Respiración: el Flujo de la Vida

Pranayama, la práctica de controlar el aliento, está en el corazón del yoga. Regulando la respiración a través de la práctica de pranayama quieta, equilibra y enfoca el cuerpo y la mente Los antiguos sabios enseñaron que el prana, la fuerza vital que circula a través de nosotros, se puede cultivar y canalizar a través de la práctica de ejercicios de respiración. En el proceso, la mente se calma, se rejuvenece y se eleva. El Pranayama sirve como un puente importante entre las prácticas activas del yoga -como asana- y las prácticas internas que nos llevan a estados más profundos de meditación.

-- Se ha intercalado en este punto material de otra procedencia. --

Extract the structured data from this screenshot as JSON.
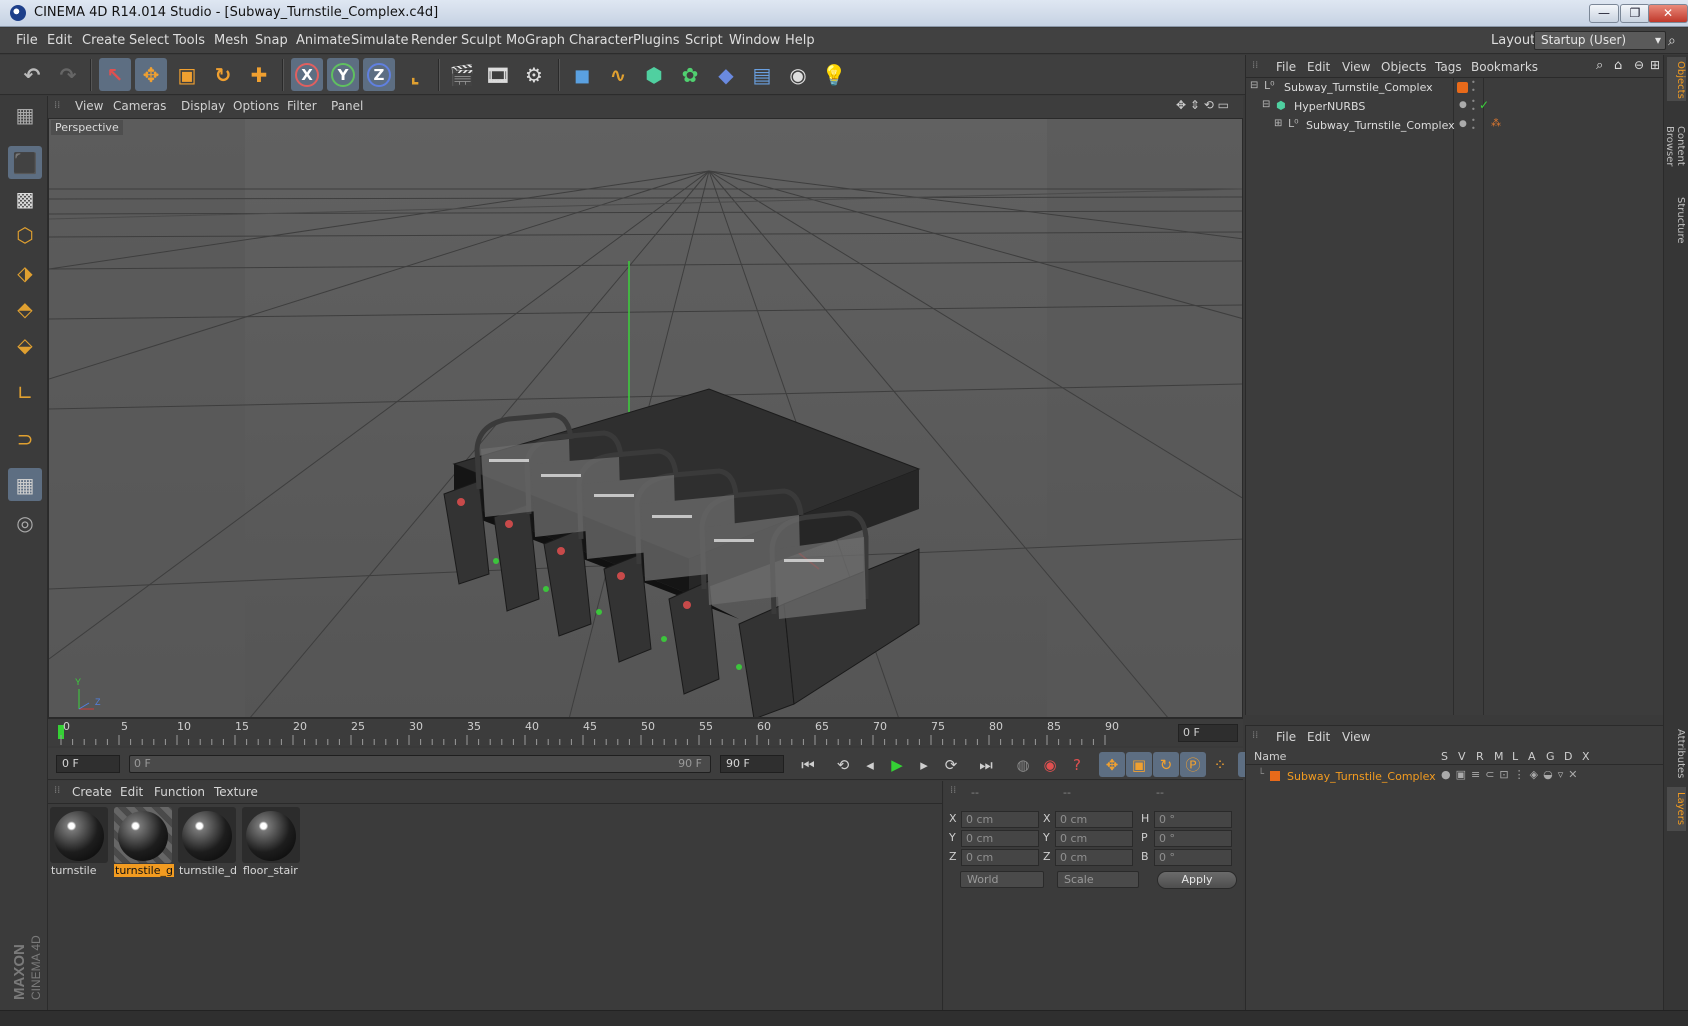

En el enfoque de Viniyoga , iniciado por T. Krishnamacharya y su hijo TKV Desikachar , la respiración es la base sobre la cual se construyen todas las otras prácticas. En Viniyoga el foco de atención está en la relación entre el flujo de la respiración y el movimiento de la columna vertebral. Incluso dentro del asana mismo el énfasis es entender muy técnicamente, incluso biomecánicamente, cómo controlar el movimiento de la inhalación y la exhalación, y cómo y cuándo profundizar progresivamente el flujo de la respiración.

Durante la práctica del asana se instruye al alumno a respirar de una manera que apoye el movimiento de la columna vertebral: por lo general inhalando durante movimientos de extensión, por ejemplo, y exhalando durante los movimientos de flexión hacia delante y de torsión. A veces se cambia la duración de la exhalación relativa a la inhalación en una postura en particular, o incluso la retención breve de la respiración. Otras veces se varía el patrón de respiración progresivamente a medida que se repite un movimiento.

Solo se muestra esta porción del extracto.